In other news, I have been conducting an archeological dig in my compost heap. I have found large quantities of leaves, grass clippings and woody prunings c.2008 all of which had formed stoic layers, entirely un-rotted, exactly as they were when I foolishly put them in.
I have learnt the hard way that building a compost heap does not mean you can shove every piece of garden waste into a pile and expect black gold in 6 months. A lot of stuff still has to go into landfill, unless you’re prepared to invest in a chipper, which frankly, would be truly ridiculous in my garden. I do cut some stuff up by hand, but there are limits. Some things just aint gonna rot quickly.
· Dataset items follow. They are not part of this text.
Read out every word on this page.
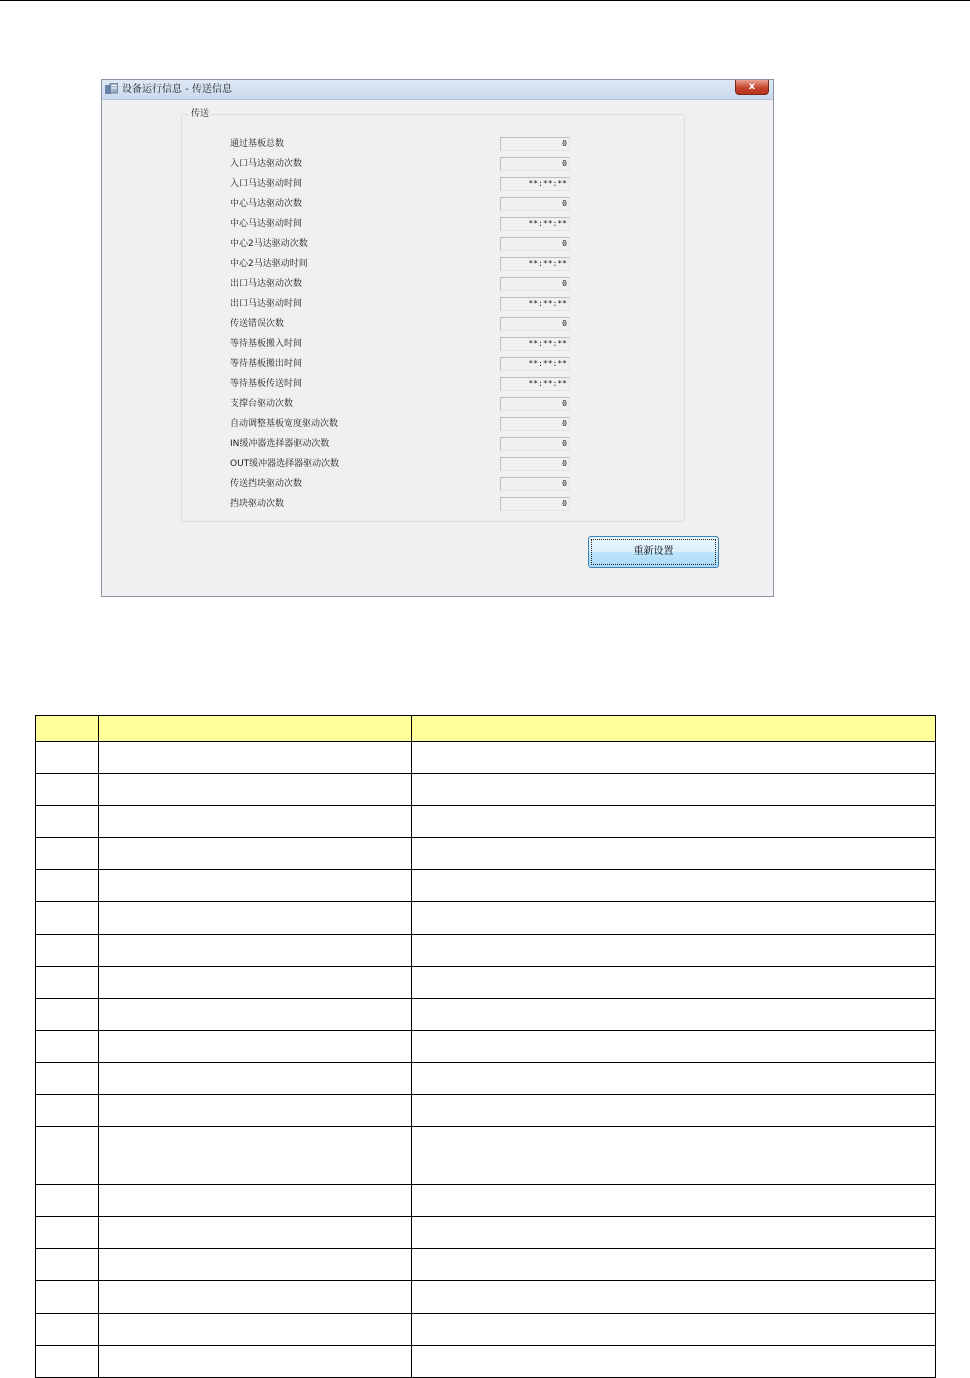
设备运行信息 - 传送信息	x
传送
通过基板总数	0
入口马达驱动次数	0
入口马达驱动时间	**:**:**
中心马达驱动次数	0
中心马达驱动时间	**:**:**
中心2马达驱动次数	0
中心2马达驱动时间	**:**:**
出口马达驱动次数	0
出口马达驱动时间	**:**:**
传送错误次数	0
等待基板搬入时间	**:**:**
等待基板搬出时间	**:**:**
等待基板传送时间	**:**:**
支撑台驱动次数	0
自动调整基板宽度驱动次数	0
IN缓冲器选择器驱动次数	0
OUT缓冲器选择器驱动次数	0
传送挡块驱动次数	0
挡块驱动次数	0
重新设置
Avocado stones, for example, have a half life of approximately 483 years, from what I can gather.
Happily, I have discovered that the answer with grass clippings is just not to collect them in the first place. Let ’em die where they fall, far less hassle all round, and they even act as a rather neat green mulch for the lawn (if you can call a patch of grass the size of a postage stamp a lawn), so you should end up with greener grass into the bargain.
I have also discovered an incredible bread recipe/method via angry chicken, which is awesome. I made some today. It is easy, it is cheap, and it turns out bread just like the stuff from the artisan boulangerie (in Tooting? I hear you cry – it is true, it exists) down the road, except that you don’t have to pay £3.20 a pop. Not only that but it’s the first time I’ve bought a specialist cookery book and managed to make the stuff with things I already had in my kitchen. You don’t have to buy special equipment or ingredients, you don’t have to sit and spoon feed some kind of absurdly complicated yeast starter for a week and a half or anything. Brilliant.